In recent years, the integrity of food production and distribution has become an issue of wide social concern. The media frequently report on cases of food contamination as well as on the risks of hormones and cloning. Journalists, documentary filmmakers, and activists have had their say, but until now a survey of the latest research on the history of the modern food-provisioning system—the network that connects farms and fields to supermarkets and the dining table—has been unavailable. In Food Chains , Warren Belasco and Roger Horowitz present a collection of fascinating case studies that reveal the historical underpinnings and institutional arrangements that compose this system. The dozen essays in Food Chains range widely in subject, from the pig, poultry, and seafood industries to the origins of the shopping cart. The book examines what it took to put ice in nineteenth-century refrigerators, why Soviet citizens could buy ice cream whenever they wanted, what made Mexican food popular in France, and why Americans turned to commercial pet food in place of table scraps for their dogs and cats. Food Chains goes behind the grocery shelves, explaining why Americans in the early twentieth century preferred to buy bread rather than make it and how Southerners learned to like self-serve shopping. Taken together, these essays demonstrate the value of a historical perspective on the modern food-provisioning system.
The product of a 2006 conference dedicated to food chains, this fantastic collection of essays interrogates the ways by which food makes its way from farm to plate, a process that editor Warren Belasco argues to be a worthwhile “organizing principle to understand food in our society” (2). In four sections, the text provides two overview essays, a section on animals and meat, another on processing, and a last section on sales.

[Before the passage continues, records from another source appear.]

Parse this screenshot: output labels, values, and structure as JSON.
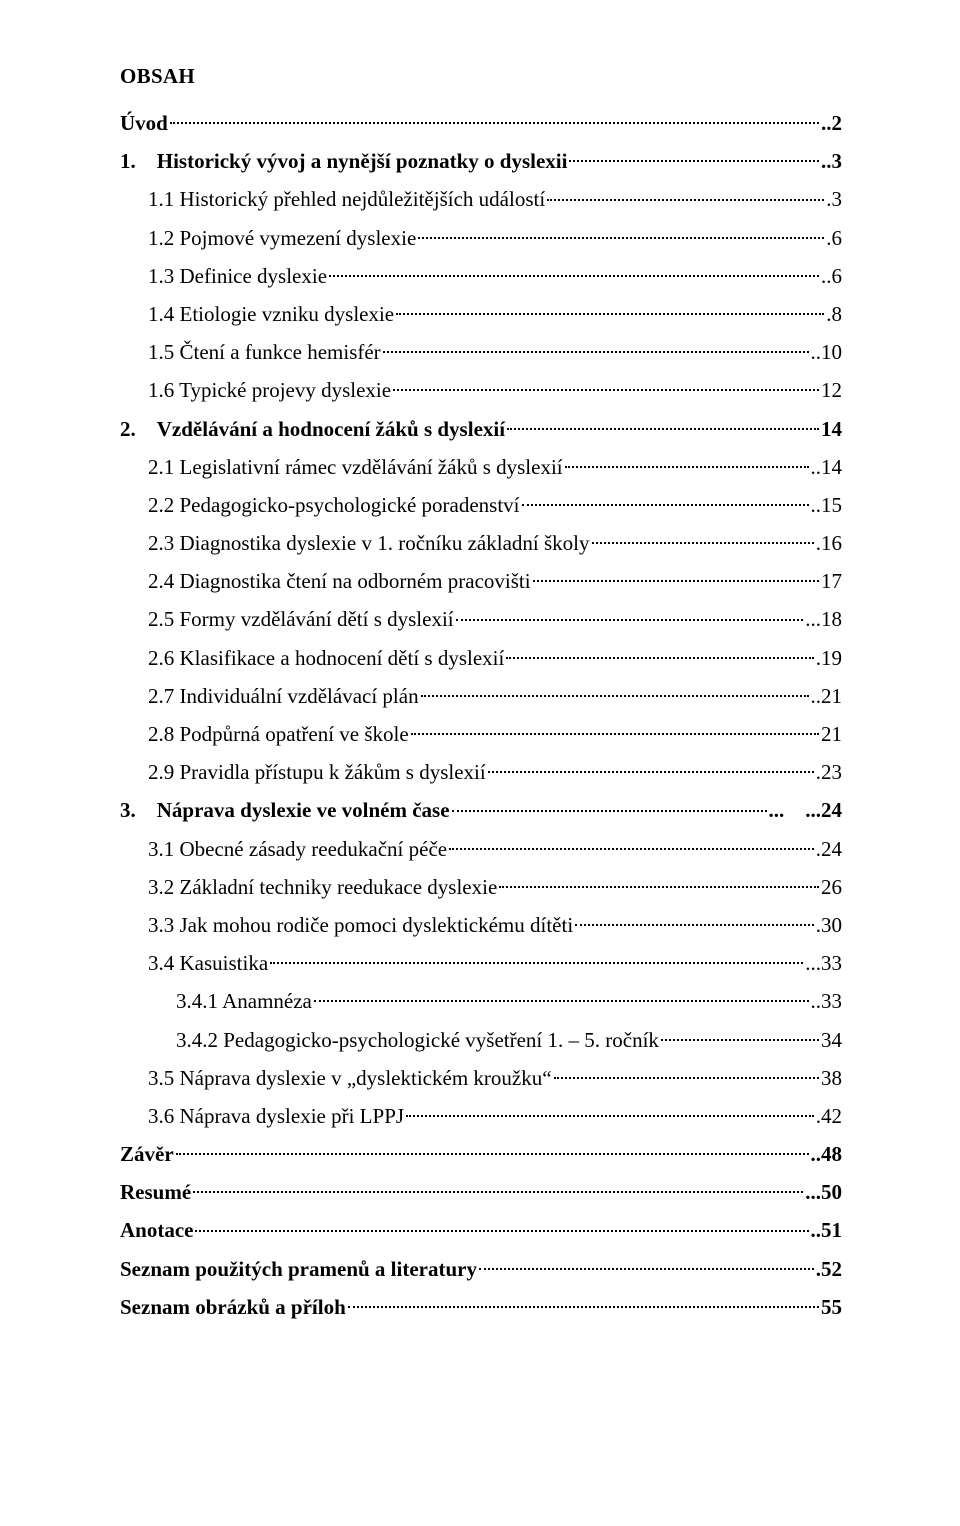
{
  "title": "OBSAH",
  "entries": [
    {
      "label": "Úvod",
      "page": "..2",
      "bold": true,
      "indent": 0
    },
    {
      "label": "1. Historický vývoj a nynější poznatky o dyslexii",
      "page": "..3",
      "bold": true,
      "indent": 0
    },
    {
      "label": "1.1 Historický přehled nejdůležitějších událostí",
      "page": ".3",
      "bold": false,
      "indent": 1
    },
    {
      "label": "1.2 Pojmové vymezení dyslexie",
      "page": ".6",
      "bold": false,
      "indent": 1
    },
    {
      "label": "1.3 Definice dyslexie",
      "page": "..6",
      "bold": false,
      "indent": 1
    },
    {
      "label": "1.4 Etiologie vzniku dyslexie",
      "page": ".8",
      "bold": false,
      "indent": 1
    },
    {
      "label": "1.5 Čtení a funkce hemisfér",
      "page": "..10",
      "bold": false,
      "indent": 1
    },
    {
      "label": "1.6 Typické projevy dyslexie",
      "page": "12",
      "bold": false,
      "indent": 1
    },
    {
      "label": "2. Vzdělávání a hodnocení žáků s dyslexií",
      "page": "14",
      "bold": true,
      "indent": 0
    },
    {
      "label": "2.1 Legislativní rámec vzdělávání žáků s dyslexií",
      "page": "..14",
      "bold": false,
      "indent": 1
    },
    {
      "label": "2.2 Pedagogicko-psychologické poradenství",
      "page": "..15",
      "bold": false,
      "indent": 1
    },
    {
      "label": "2.3 Diagnostika dyslexie v 1. ročníku základní školy",
      "page": ".16",
      "bold": false,
      "indent": 1
    },
    {
      "label": "2.4 Diagnostika čtení na odborném pracovišti",
      "page": "17",
      "bold": false,
      "indent": 1
    },
    {
      "label": "2.5 Formy vzdělávání dětí s dyslexií",
      "page": "...18",
      "bold": false,
      "indent": 1
    },
    {
      "label": "2.6 Klasifikace a hodnocení dětí s dyslexií",
      "page": ".19",
      "bold": false,
      "indent": 1
    },
    {
      "label": "2.7 Individuální vzdělávací plán",
      "page": "..21",
      "bold": false,
      "indent": 1
    },
    {
      "label": "2.8 Podpůrná opatření ve škole",
      "page": "21",
      "bold": false,
      "indent": 1
    },
    {
      "label": "2.9 Pravidla přístupu k žákům s dyslexií",
      "page": ".23",
      "bold": false,
      "indent": 1
    },
    {
      "label": "3. Náprava dyslexie ve volném čase",
      "page": "... ...24",
      "bold": true,
      "indent": 0
    },
    {
      "label": "3.1 Obecné zásady reedukační péče",
      "page": ".24",
      "bold": false,
      "indent": 1
    },
    {
      "label": "3.2 Základní techniky reedukace dyslexie",
      "page": "26",
      "bold": false,
      "indent": 1
    },
    {
      "label": "3.3 Jak mohou rodiče pomoci dyslektickému dítěti",
      "page": ".30",
      "bold": false,
      "indent": 1
    },
    {
      "label": "3.4 Kasuistika",
      "page": "...33",
      "bold": false,
      "indent": 1
    },
    {
      "label": "3.4.1 Anamnéza",
      "page": "..33",
      "bold": false,
      "indent": 2
    },
    {
      "label": "3.4.2 Pedagogicko-psychologické vyšetření 1. – 5. ročník",
      "page": "34",
      "bold": false,
      "indent": 2
    },
    {
      "label": "3.5 Náprava dyslexie v „dyslektickém kroužku“",
      "page": "38",
      "bold": false,
      "indent": 1
    },
    {
      "label": "3.6 Náprava dyslexie při LPPJ",
      "page": ".42",
      "bold": false,
      "indent": 1
    },
    {
      "label": "Závěr",
      "page": "..48",
      "bold": true,
      "indent": 0
    },
    {
      "label": "Resumé",
      "page": "...50",
      "bold": true,
      "indent": 0
    },
    {
      "label": "Anotace",
      "page": "..51",
      "bold": true,
      "indent": 0
    },
    {
      "label": "Seznam použitých pramenů a literatury",
      "page": ".52",
      "bold": true,
      "indent": 0
    },
    {
      "label": "Seznam obrázků a příloh",
      "page": "55",
      "bold": true,
      "indent": 0
    }
  ]
}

My favorite chapters explored the transformation of hog production "from lard to lean" and the subsequent "the other white meat" campaign that sought to increase American pork consumption; the ways in which Piggly Wiggly as a self-service grocery store in the New South sought to uphold "the affluence of a romanticized planter elite" to attract white middle-class women consumers, while it also reinforced segregation; and the history of the shopping cart, told through the lens of science and technology studies.